At school they teach him (in the best modern way)
How Hannibal’s elephants crossed the Alps,
How to bow smoothly between bridge and thumb,
Of the white ratios of geometry:
But what is it makes him a Texican?
The new world being born, I helped it come.
Out of its mother’s belly,
of all its ancestors
the fruit, of many seeds, mine being one,
it turned its head and smiled.
Do I betray it now, with this private consciousness,
this slacker form, designed
to opt out of the game?–
thus wars and holocausts too cruel to name–?
I fall into the rhyme,
betray the betrayal.
Evening’s coming.
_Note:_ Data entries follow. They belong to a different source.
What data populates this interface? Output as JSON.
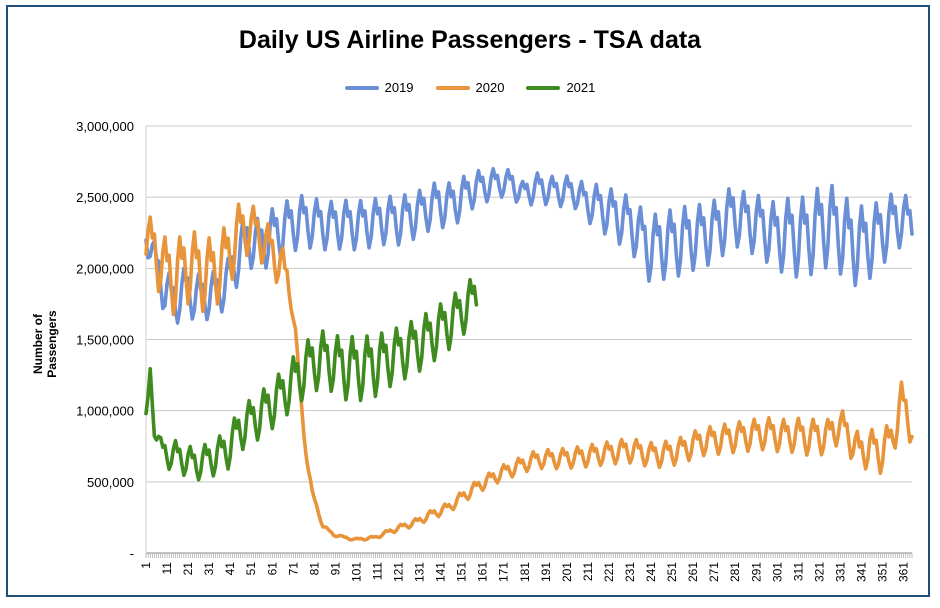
{
  "chart_data": {
    "type": "line",
    "title": "Daily US Airline Passengers - TSA data",
    "ylabel": "Number of Passengers",
    "xlabel": "",
    "ylim": [
      0,
      3000000
    ],
    "xlim": [
      1,
      365
    ],
    "y_ticks": [
      0,
      500000,
      1000000,
      1500000,
      2000000,
      2500000,
      3000000
    ],
    "y_tick_labels": [
      "-",
      "500,000",
      "1,000,000",
      "1,500,000",
      "2,000,000",
      "2,500,000",
      "3,000,000"
    ],
    "x_ticks": [
      1,
      11,
      21,
      31,
      41,
      51,
      61,
      71,
      81,
      91,
      101,
      111,
      121,
      131,
      141,
      151,
      161,
      171,
      181,
      191,
      201,
      211,
      221,
      231,
      241,
      251,
      261,
      271,
      281,
      291,
      301,
      311,
      321,
      331,
      341,
      351,
      361
    ],
    "grid": "horizontal",
    "legend": "top-center",
    "series": [
      {
        "name": "2019",
        "color": "#6a8fd6",
        "x": [
          1,
          6,
          10,
          15,
          20,
          25,
          30,
          35,
          40,
          45,
          50,
          55,
          60,
          65,
          70,
          75,
          80,
          85,
          90,
          95,
          100,
          105,
          110,
          115,
          120,
          125,
          130,
          135,
          140,
          145,
          150,
          155,
          160,
          165,
          170,
          175,
          180,
          185,
          190,
          195,
          200,
          205,
          210,
          215,
          220,
          225,
          230,
          235,
          240,
          245,
          250,
          255,
          260,
          265,
          270,
          275,
          280,
          285,
          290,
          295,
          300,
          305,
          310,
          315,
          320,
          325,
          330,
          335,
          340,
          345,
          350,
          355,
          360,
          365
        ],
        "y": [
          2240000,
          2020000,
          1830000,
          1760000,
          1850000,
          1790000,
          1800000,
          1830000,
          1900000,
          2100000,
          2200000,
          2150000,
          2220000,
          2260000,
          2300000,
          2330000,
          2320000,
          2300000,
          2300000,
          2310000,
          2300000,
          2310000,
          2320000,
          2340000,
          2330000,
          2350000,
          2380000,
          2420000,
          2450000,
          2440000,
          2480000,
          2540000,
          2570000,
          2590000,
          2600000,
          2590000,
          2520000,
          2560000,
          2560000,
          2540000,
          2540000,
          2530000,
          2460000,
          2440000,
          2400000,
          2360000,
          2320000,
          2250000,
          2130000,
          2160000,
          2170000,
          2190000,
          2210000,
          2230000,
          2250000,
          2300000,
          2380000,
          2330000,
          2310000,
          2280000,
          2220000,
          2230000,
          2220000,
          2220000,
          2270000,
          2310000,
          2260000,
          2180000,
          2160000,
          2180000,
          2250000,
          2300000,
          2350000,
          2300000
        ],
        "amplitude": [
          120000,
          130000,
          170000,
          160000,
          170000,
          170000,
          160000,
          160000,
          170000,
          200000,
          190000,
          190000,
          190000,
          190000,
          190000,
          180000,
          180000,
          170000,
          170000,
          170000,
          170000,
          170000,
          170000,
          170000,
          170000,
          170000,
          160000,
          160000,
          160000,
          160000,
          150000,
          130000,
          120000,
          110000,
          100000,
          100000,
          90000,
          110000,
          110000,
          100000,
          110000,
          110000,
          130000,
          150000,
          170000,
          180000,
          190000,
          200000,
          220000,
          240000,
          240000,
          240000,
          230000,
          220000,
          220000,
          210000,
          210000,
          210000,
          210000,
          220000,
          240000,
          260000,
          280000,
          280000,
          290000,
          300000,
          280000,
          300000,
          280000,
          250000,
          230000,
          220000,
          190000,
          170000
        ]
      },
      {
        "name": "2020",
        "color": "#e8943a",
        "x": [
          1,
          6,
          10,
          15,
          20,
          25,
          30,
          35,
          40,
          45,
          50,
          55,
          60,
          65,
          70,
          72,
          74,
          76,
          78,
          80,
          85,
          90,
          95,
          100,
          105,
          110,
          115,
          120,
          125,
          130,
          135,
          140,
          145,
          150,
          155,
          160,
          165,
          170,
          175,
          180,
          185,
          190,
          195,
          200,
          205,
          210,
          215,
          220,
          225,
          230,
          235,
          240,
          245,
          250,
          255,
          260,
          265,
          270,
          275,
          280,
          285,
          290,
          295,
          300,
          305,
          310,
          315,
          320,
          325,
          330,
          335,
          340,
          345,
          350,
          355,
          360,
          365
        ],
        "y": [
          2200000,
          2100000,
          1980000,
          1920000,
          2020000,
          1980000,
          1950000,
          1990000,
          2080000,
          2250000,
          2280000,
          2230000,
          2120000,
          2030000,
          1830000,
          1550000,
          1150000,
          850000,
          610000,
          420000,
          190000,
          130000,
          110000,
          95000,
          100000,
          110000,
          140000,
          170000,
          195000,
          220000,
          260000,
          290000,
          320000,
          380000,
          430000,
          480000,
          520000,
          560000,
          590000,
          620000,
          650000,
          660000,
          660000,
          665000,
          670000,
          680000,
          690000,
          700000,
          710000,
          720000,
          710000,
          690000,
          690000,
          700000,
          720000,
          750000,
          780000,
          790000,
          800000,
          810000,
          820000,
          830000,
          840000,
          830000,
          820000,
          830000,
          810000,
          820000,
          810000,
          900000,
          820000,
          700000,
          740000,
          700000,
          780000,
          1050000,
          900000
        ],
        "amplitude": [
          180000,
          230000,
          240000,
          260000,
          260000,
          270000,
          260000,
          240000,
          240000,
          200000,
          180000,
          170000,
          170000,
          160000,
          120000,
          60000,
          50000,
          40000,
          30000,
          20000,
          12000,
          10000,
          8000,
          8000,
          9000,
          10000,
          16000,
          20000,
          23000,
          26000,
          30000,
          34000,
          37000,
          40000,
          44000,
          47000,
          50000,
          53000,
          55000,
          58000,
          61000,
          65000,
          68000,
          70000,
          73000,
          75000,
          78000,
          80000,
          82000,
          85000,
          85000,
          86000,
          88000,
          90000,
          92000,
          95000,
          98000,
          100000,
          103000,
          105000,
          108000,
          110000,
          113000,
          115000,
          117000,
          120000,
          122000,
          125000,
          128000,
          130000,
          130000,
          130000,
          135000,
          140000,
          150000,
          150000,
          150000
        ]
      },
      {
        "name": "2021",
        "color": "#3f8b1f",
        "x": [
          1,
          3,
          5,
          8,
          10,
          15,
          20,
          25,
          30,
          35,
          40,
          45,
          50,
          55,
          60,
          65,
          70,
          75,
          80,
          85,
          90,
          95,
          100,
          105,
          110,
          115,
          120,
          125,
          130,
          135,
          140,
          145,
          150,
          155,
          158
        ],
        "y": [
          900000,
          1250000,
          900000,
          720000,
          700000,
          680000,
          650000,
          620000,
          650000,
          680000,
          730000,
          850000,
          920000,
          960000,
          1030000,
          1100000,
          1180000,
          1260000,
          1330000,
          1360000,
          1330000,
          1300000,
          1290000,
          1300000,
          1320000,
          1350000,
          1390000,
          1420000,
          1460000,
          1500000,
          1560000,
          1610000,
          1680000,
          1750000,
          1800000
        ],
        "amplitude": [
          80000,
          80000,
          80000,
          90000,
          100000,
          110000,
          110000,
          110000,
          120000,
          130000,
          140000,
          150000,
          150000,
          160000,
          170000,
          170000,
          180000,
          190000,
          200000,
          200000,
          200000,
          220000,
          230000,
          220000,
          220000,
          200000,
          190000,
          190000,
          190000,
          190000,
          180000,
          180000,
          170000,
          170000,
          160000
        ]
      }
    ]
  }
}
Under the stormcloud
the tired sunlight on the bleachers turns to orange
the white logos on the parents’ tee-shirts,
the white parabolas of their Nike Airs.
Now already the knotted concepts I shaped to stagger
The cruel march of historicism, the smooth slide I polished
At the edge between word and world to trap the haters of humankind,
My carillons of mental bells poured in their melodious foundries,
All these are owned by younger men and women, scholars,
Poets, and they know them and use them better than I ever could,
Being accustomed, as I was not, to my newfangled landscape.
The birds and animals are no longer shy around my constructions.
Their masters, the shepherds and shepherdesses, sing them my songs.
Happy, I pass my possessions on to them; now I prepare for my
Metamorphosis into another being, smelling of
Evening, of thunderstorms over the horizon, of darkening grass.
But soon the floodlights are turned on,
As Plano tilts against the sky,
And endless time piles up above
The ballfield’s little lighted octagon;
An orange skin of evening glows
Beneath the bluelit towers of cloud;
A few drops fall, the game goes on;
The warm, coyote-smelling wind still blows;
The crackle of an utterance
Above the curvature of plain
Echoes in rumbles from the ground
And holds the players in a moment’s trance;
The batter hits a loaded fly,
Ben edges under it, elbows
His baseball cap out of his eye,
And takes it quickly, fires it home, as I
Marvel how second nature grows
Its subtle graft upon the first;
And now another lightning-burst
Has turned the clouds into a purple rose.